An overview on Big Data

An overview on Big Data

Article by Johann Mifsud Executive at eSkills Malta Foundation published on The Sunday Times of Malta on 14.11.2021

Big Data technology has been working in the background in a wide range of sectors for more than a decade. Practically all activities of our daily lives have some sort of a digital footprint, organisations both public and private, are finding ways to extract wealth out of this Data gold mine.

Areas of application of Big data projects span a wide range of industries, such as healthcare, financial services, transport, logistics, and customer service, being typical examples.

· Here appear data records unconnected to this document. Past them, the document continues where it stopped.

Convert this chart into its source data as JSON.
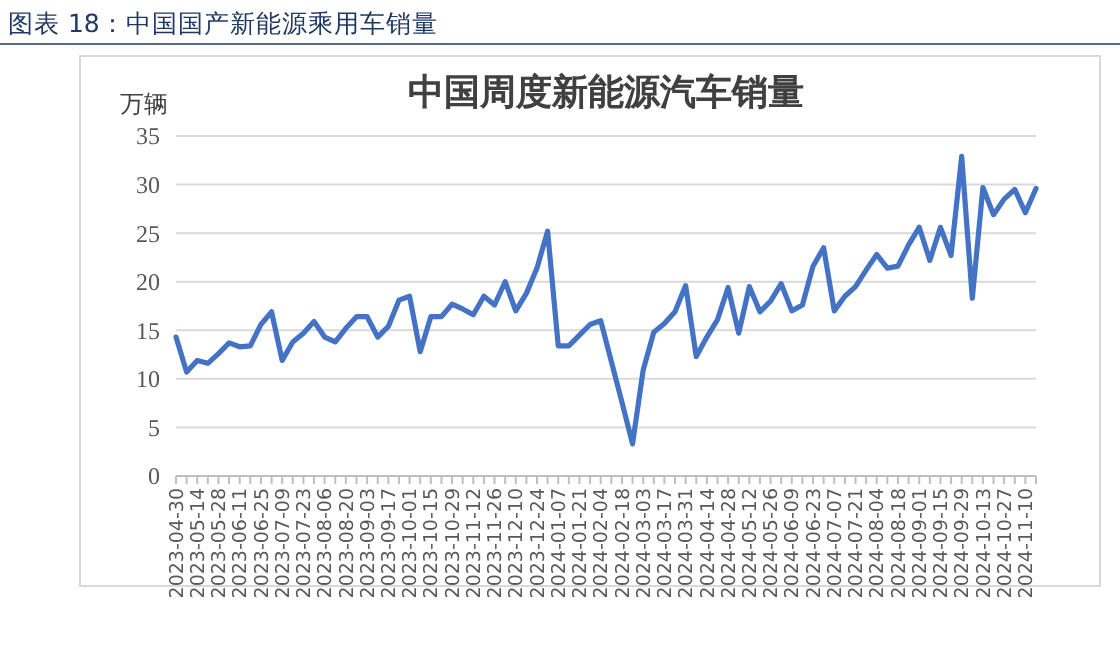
{
  "chart_data": {
    "type": "line",
    "subtitle": "图表 18：中国国产新能源乘用车销量",
    "title": "中国周度新能源汽车销量",
    "ylabel": "万辆",
    "categories": [
      "2023-04-30",
      null,
      "2023-05-14",
      null,
      "2023-05-28",
      null,
      "2023-06-11",
      null,
      "2023-06-25",
      null,
      "2023-07-09",
      null,
      "2023-07-23",
      null,
      "2023-08-06",
      null,
      "2023-08-20",
      null,
      "2023-09-03",
      null,
      "2023-09-17",
      null,
      "2023-10-01",
      null,
      "2023-10-15",
      null,
      "2023-10-29",
      null,
      "2023-11-12",
      null,
      "2023-11-26",
      null,
      "2023-12-10",
      null,
      "2023-12-24",
      null,
      "2024-01-07",
      null,
      "2024-01-21",
      null,
      "2024-02-04",
      null,
      "2024-02-18",
      null,
      "2024-03-03",
      null,
      "2024-03-17",
      null,
      "2024-03-31",
      null,
      "2024-04-14",
      null,
      "2024-04-28",
      null,
      "2024-05-12",
      null,
      "2024-05-26",
      null,
      "2024-06-09",
      null,
      "2024-06-23",
      null,
      "2024-07-07",
      null,
      "2024-07-21",
      null,
      "2024-08-04",
      null,
      "2024-08-18",
      null,
      "2024-09-01",
      null,
      "2024-09-15",
      null,
      "2024-09-29",
      null,
      "2024-10-13",
      null,
      "2024-10-27",
      null,
      "2024-11-10",
      null
    ],
    "series": [
      {
        "color": "#4472c4",
        "values": [
          14.3,
          10.7,
          11.9,
          11.6,
          12.6,
          13.7,
          13.3,
          13.4,
          15.6,
          16.9,
          11.9,
          13.8,
          14.7,
          15.9,
          14.3,
          13.8,
          15.2,
          16.4,
          16.4,
          14.3,
          15.4,
          18.1,
          18.5,
          12.8,
          16.4,
          16.4,
          17.7,
          17.2,
          16.6,
          18.5,
          17.6,
          20.0,
          17.0,
          18.8,
          21.4,
          25.2,
          13.4,
          13.4,
          14.5,
          15.6,
          16.0,
          11.8,
          7.6,
          3.3,
          10.9,
          14.8,
          15.7,
          16.9,
          19.6,
          12.3,
          14.3,
          16.1,
          19.4,
          14.7,
          19.5,
          16.9,
          18.0,
          19.8,
          17.0,
          17.6,
          21.6,
          23.5,
          17.0,
          18.5,
          19.5,
          21.2,
          22.8,
          21.4,
          21.6,
          23.8,
          25.6,
          22.2,
          25.6,
          22.7,
          32.9,
          18.3,
          29.7,
          26.9,
          28.5,
          29.5,
          27.1,
          29.6
        ]
      }
    ],
    "ylim": [
      0,
      35
    ],
    "yticks": [
      0,
      5,
      10,
      15,
      20,
      25,
      30,
      35
    ],
    "grid": "y",
    "marker": "none",
    "line_style": "solid"
  }
}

But what does Big data mean?

In essence, Big data means large sets of data originating from different sources and processed in separate storage for the sole purpose of analysis. The ultimate goal is that of reaping valuable and actionable information from this data that translates into value. To visualise, one might take a simplistic example, that of a supermarket chain. The chain managers use analytics on the purchase data of thousands of customers across hundreds of stores, possibly uncovering hidden buying patterns. In turn, actions such as product placement on shelves might result in more sales.

As we shall see shortly, much of the data is generated in real-time and on a vast scale, as dictated by the sources involved. These may be multinational eCommerce websites with thousands of transactions per minute, or social media platforms with millions of users, with an aggregate of billions of posts a day.

Over the years, the concept of big data has evolved to include more characteristics in addition to the original three it was defined earlier on, resulting in five, eight or even more. For the purpose of this article, however, we shall focus on five characteristics, also known as “Vs” or 5V model. The 5V big data model is often depicted as a pyramid with volume at its base and Value at its apex.

The first V is Volume. As both individually as well as businesses utilise digital tools in our activities the amounts of data we generate rose exponentially. It is easy to see that the data collected adds up to billions of data points a day.

The second V is Velocity, information has to flow as quickly as possible. One could visualize the importance of velocity if, for instance, consulting a traffic map that uses Big data to make real-time recommendations on alternative routes as the situation evolves in real-time. An app with a few minutes delay would be totally useless.

The third V of big data is variety, referring to many types of data streams and relative sources. Depending on the area of activity, many different sources are correlated to yield a complete picture. For instance, some countries adopted a mobile app. to track and flag potential exposure to covid of individuals by combining medical status with GPS location and other data from their smartphone.

The fourth V is veracity referring to the quality of data, in that it conveys an accurate representation of the particular real-life context.

The fifth V is for value sits at the apex of the pyramid. Here the insights are converted to decisions that in turn translate to tangible benefits and value. In addition to business intelligence analytics, the marriage of big data with AI technologies come into play. These provide deviation detection, probability of future outcome and Pattern recognition functionality on the large volumes of data sets otherwise simply not possible by human intervention.

If we take the applications that are already in existence, as well as what we can expect in the near future in two sectors, financial services and healthcare, respectively, these would be the following:

Financial services were able to leverage information about their customers, including transaction data, banking records, credit histories, spending patterns and financial assets, be armed in order to expand their businesses to build new targeted services based on the knowledge acquired from big data about their customers.

In healthcare, examples are treatment improvement and outbreak progression. In the first, it translates to more effective treatment at a lower cost. The second predicts outbreaks of future pandemics and identifies clusters to reduce the impact of disease and human suffering.

The trend shows we can expect more organisations to recognise the value of the data they generate and thus embark on projects geared toward leveraging it. The resulting demand for Big Data experts and associated fields can only be expected to grow.

This article was prepared by collating various publicly available online sources.